Like the pictorial icon, the three-figure composition depicted below the foot of the hanging arch is contained in a square framing. Only small fragments have survived, but it is still possible to identify a rather large frontal image in the center of the composition, as well as single figures flanking it and facing the central figure. The iconographic scheme of the composition demonstrates that a scene of the Raising of St. Conon by St. Simeon the Stylite must be represented on the mural: St. Simeon the Stylite in the center, flanked by St. Martha, the saint’s mother, and St. Conon – the closest disciple of the saint. Explanatory inscriptions – vertically Ⴑ|Ⴇ|Ⴋ|[-]|Ⴋ|Ⴇ|[-]|[-], and horizontally ႫႨ are made in the upper left-hand corner of the composition.
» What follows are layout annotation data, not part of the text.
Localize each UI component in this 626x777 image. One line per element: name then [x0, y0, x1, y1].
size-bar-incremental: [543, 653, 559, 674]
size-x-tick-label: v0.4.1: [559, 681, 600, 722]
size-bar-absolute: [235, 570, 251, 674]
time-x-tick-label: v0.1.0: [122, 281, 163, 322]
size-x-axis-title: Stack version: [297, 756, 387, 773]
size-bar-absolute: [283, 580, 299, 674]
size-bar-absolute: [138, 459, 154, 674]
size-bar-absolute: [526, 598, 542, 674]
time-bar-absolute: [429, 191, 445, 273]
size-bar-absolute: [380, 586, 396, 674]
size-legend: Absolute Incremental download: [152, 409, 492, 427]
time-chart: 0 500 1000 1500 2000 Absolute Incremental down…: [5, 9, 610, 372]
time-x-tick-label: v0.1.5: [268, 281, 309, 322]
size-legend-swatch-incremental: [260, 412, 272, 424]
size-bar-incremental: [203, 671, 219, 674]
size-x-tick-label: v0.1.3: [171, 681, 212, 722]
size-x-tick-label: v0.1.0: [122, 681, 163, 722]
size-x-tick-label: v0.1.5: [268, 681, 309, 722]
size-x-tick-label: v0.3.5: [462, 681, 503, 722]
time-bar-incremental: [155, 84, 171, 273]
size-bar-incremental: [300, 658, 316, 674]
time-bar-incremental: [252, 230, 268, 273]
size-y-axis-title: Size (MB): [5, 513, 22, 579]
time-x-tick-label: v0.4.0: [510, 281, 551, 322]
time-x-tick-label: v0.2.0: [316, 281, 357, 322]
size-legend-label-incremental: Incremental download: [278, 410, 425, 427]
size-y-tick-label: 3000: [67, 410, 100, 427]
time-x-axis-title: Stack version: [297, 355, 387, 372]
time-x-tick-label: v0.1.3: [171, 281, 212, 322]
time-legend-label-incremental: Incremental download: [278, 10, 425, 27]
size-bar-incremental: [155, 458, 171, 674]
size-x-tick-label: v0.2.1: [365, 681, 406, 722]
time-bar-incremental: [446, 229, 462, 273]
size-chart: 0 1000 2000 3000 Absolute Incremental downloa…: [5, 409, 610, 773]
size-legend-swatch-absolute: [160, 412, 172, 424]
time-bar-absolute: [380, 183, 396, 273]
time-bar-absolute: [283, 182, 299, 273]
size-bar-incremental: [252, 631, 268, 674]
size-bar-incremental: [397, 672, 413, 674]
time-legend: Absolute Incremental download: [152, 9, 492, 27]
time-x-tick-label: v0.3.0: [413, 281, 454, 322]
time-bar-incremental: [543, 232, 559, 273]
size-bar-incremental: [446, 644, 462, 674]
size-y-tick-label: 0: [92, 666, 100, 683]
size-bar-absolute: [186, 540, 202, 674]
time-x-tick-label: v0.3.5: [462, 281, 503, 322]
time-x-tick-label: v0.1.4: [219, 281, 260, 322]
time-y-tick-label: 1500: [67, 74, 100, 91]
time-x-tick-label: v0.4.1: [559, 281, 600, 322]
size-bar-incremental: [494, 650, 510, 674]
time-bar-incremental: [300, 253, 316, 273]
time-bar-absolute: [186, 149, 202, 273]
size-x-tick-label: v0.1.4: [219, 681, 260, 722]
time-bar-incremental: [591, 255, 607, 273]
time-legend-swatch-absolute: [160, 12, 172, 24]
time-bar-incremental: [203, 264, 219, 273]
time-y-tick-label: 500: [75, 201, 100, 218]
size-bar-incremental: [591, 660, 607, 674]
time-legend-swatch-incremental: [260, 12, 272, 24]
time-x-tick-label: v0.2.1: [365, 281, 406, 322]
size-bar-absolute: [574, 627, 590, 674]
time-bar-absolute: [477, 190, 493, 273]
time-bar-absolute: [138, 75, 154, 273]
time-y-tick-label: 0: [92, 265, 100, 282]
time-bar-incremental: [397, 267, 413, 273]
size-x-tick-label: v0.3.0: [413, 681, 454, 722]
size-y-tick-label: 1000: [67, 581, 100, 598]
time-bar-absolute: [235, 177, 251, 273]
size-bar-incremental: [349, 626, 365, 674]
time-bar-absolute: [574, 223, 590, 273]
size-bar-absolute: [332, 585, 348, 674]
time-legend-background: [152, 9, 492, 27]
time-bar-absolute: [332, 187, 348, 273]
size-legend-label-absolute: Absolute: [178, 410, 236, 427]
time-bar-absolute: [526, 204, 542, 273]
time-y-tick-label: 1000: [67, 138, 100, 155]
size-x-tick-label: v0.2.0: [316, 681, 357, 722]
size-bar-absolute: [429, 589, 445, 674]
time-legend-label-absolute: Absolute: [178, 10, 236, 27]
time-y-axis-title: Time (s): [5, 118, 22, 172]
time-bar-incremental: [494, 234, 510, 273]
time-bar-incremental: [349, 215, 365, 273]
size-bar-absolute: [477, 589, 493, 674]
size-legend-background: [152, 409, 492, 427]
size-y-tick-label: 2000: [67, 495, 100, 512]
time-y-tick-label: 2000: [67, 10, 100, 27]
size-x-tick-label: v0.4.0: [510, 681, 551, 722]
The scene of the Raising of St. Conon by St. Simeon the Stylite was re-painted later, in the 12th -13th cc., and an inscription was added to the previous explanatory one. It reads ([…]|Ⴀ ႫႭႾႳႺႤ|ႡႳ|Ⴊ|[…] – […] elderly […]).
Bibliography
Zaza Skhirtladze, “Ioane mamasakhlisis saktitoro moghvatseoba garejis mtavalmt’is nat’limstsemlis monastershi” [“The Donor Activity of Father Superior Ioane at Natlismtsemeli Monastery in the Gareja Desert”], in Zaza Shirtladze ed., Desert Monasticism. Gareja and the Christian East [Proceedings of the Gareja Studies Centre: II] (Tbilisi, 2001), 256–9.